Florida Ruling may put chink in Medicaid's auditing armor

Sunday, September 2, 2007

TALLAHASSEE, Fla. - In an Aug. 23 ruling, an administrative judge questioned the legality of Florida Medicaid's formula for extrapolating claims in a 2005 audit of Custom Mobility.

Judge Patricia Hart, of the Division of Administrative Hearings in Tallahassee, Fla., ruled the Agency for Health Care Administration (AHCA) has never adopted its 20-year-old formula for extrapolation as a formal rule, violating state law. Hart's ruling may influence existing audits and those pending appeal, said Lester Perling, a healthcare attorney at Broad and Cassel in Fort Lauderdale, Fla., who represents Custom Mobility.

"Basically, the judge's ruling says that going forward, the state can't do anything relying on this formula," he said. "Custom Mobility's overpayment and dozens and dozens and dozens of others in Florida depend on the use of that formula, so it certainly has an impact."

In December 2005, AHCA asked the Largo, Fla.-based Custom Mobility to repay more than $200,000 in alleged overpayments. AHCA came to that amount by extrapolating about 30 claims worth about $4,000 over a multi-year period, said Bruce Bayes, president of Custom Mobility.

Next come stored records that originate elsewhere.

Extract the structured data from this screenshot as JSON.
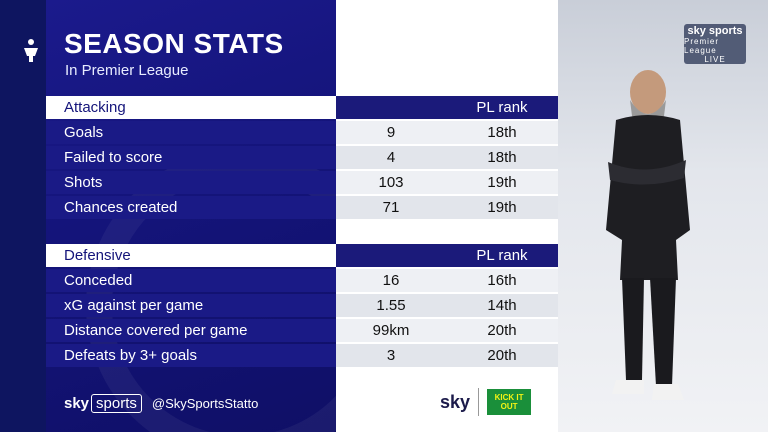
{
  "header": {
    "title": "SEASON STATS",
    "subtitle": "In Premier League"
  },
  "sections": [
    {
      "name": "Attacking",
      "rank_header": "PL rank",
      "rows": [
        {
          "label": "Goals",
          "value": "9",
          "rank": "18th"
        },
        {
          "label": "Failed to score",
          "value": "4",
          "rank": "18th"
        },
        {
          "label": "Shots",
          "value": "103",
          "rank": "19th"
        },
        {
          "label": "Chances created",
          "value": "71",
          "rank": "19th"
        }
      ]
    },
    {
      "name": "Defensive",
      "rank_header": "PL rank",
      "rows": [
        {
          "label": "Conceded",
          "value": "16",
          "rank": "16th"
        },
        {
          "label": "xG against per game",
          "value": "1.55",
          "rank": "14th"
        },
        {
          "label": "Distance covered per game",
          "value": "99km",
          "rank": "20th"
        },
        {
          "label": "Defeats by 3+ goals",
          "value": "3",
          "rank": "20th"
        }
      ]
    }
  ],
  "footer": {
    "brand_sky": "sky",
    "brand_sports": "sports",
    "handle": "@SkySportsStatto",
    "right_sky": "sky",
    "kickitout": "KICK IT OUT"
  },
  "broadcast_badge": {
    "top": "sky sports",
    "middle": "Premier League",
    "bottom": "LIVE"
  },
  "colors": {
    "navy": "#14147a",
    "row_light": "#eef0f4",
    "row_dark": "#e2e5eb",
    "kickitout_green": "#1a8f3a"
  }
}
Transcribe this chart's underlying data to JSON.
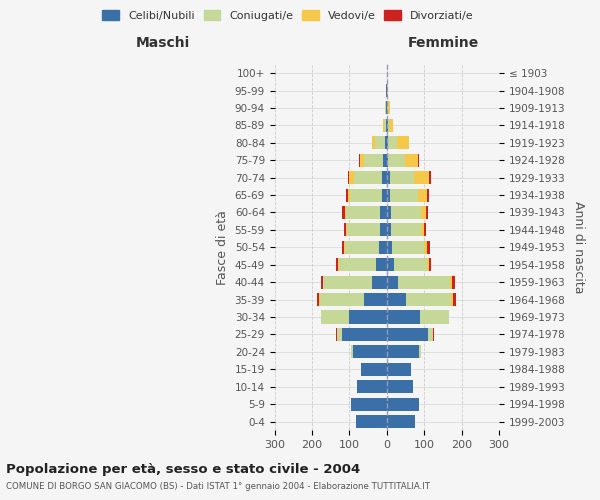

Per Hart's ruling, Custom Mobility "is entitled to an award of reasonable costs and reasonable attorneys' fees."

AHCA may appeal the ruling and request a stay order, which would maintain the status quo pending a final court decision, Perling said.

Custom Mobility has an administrative hearing for its audit set for October, but the status of that hearing, due to Hart's ruling, is uncertain, Perling said. With presumably only $4,000 at stake (vs. more than $200,000), Custom Mobility or the state may drop their cases.

Meanwhile, word of Hart's ruling "spread with lightening speed through legal circles" in Florida, Bayes said.

Perling's firm alone is handling about a dozen cases that could be impacted by Hart's ruling.

"I've believed for a few years that the formula for extrapolation was never promulgated as a rule in Florida, but when you're dealing with Medicaid overpayments, a lot of times, the provider, because of the amount at issue, believes it's not worth going through litigation," he said. "I'd always raise the issue with clients, but Custom Mobility was the first to say, 'Yeah, let's give it a shot.'"

Industry attorney Jeff Baird wouldn't be surprised if other states also haven't gone through the proper rule-making for extrapolation.

"Even though this ruling isn't binding on other states, it'd certainly be persuasive," said Baird, a healthcare attorney with Brown & Fortunato in Amarillo, Texas.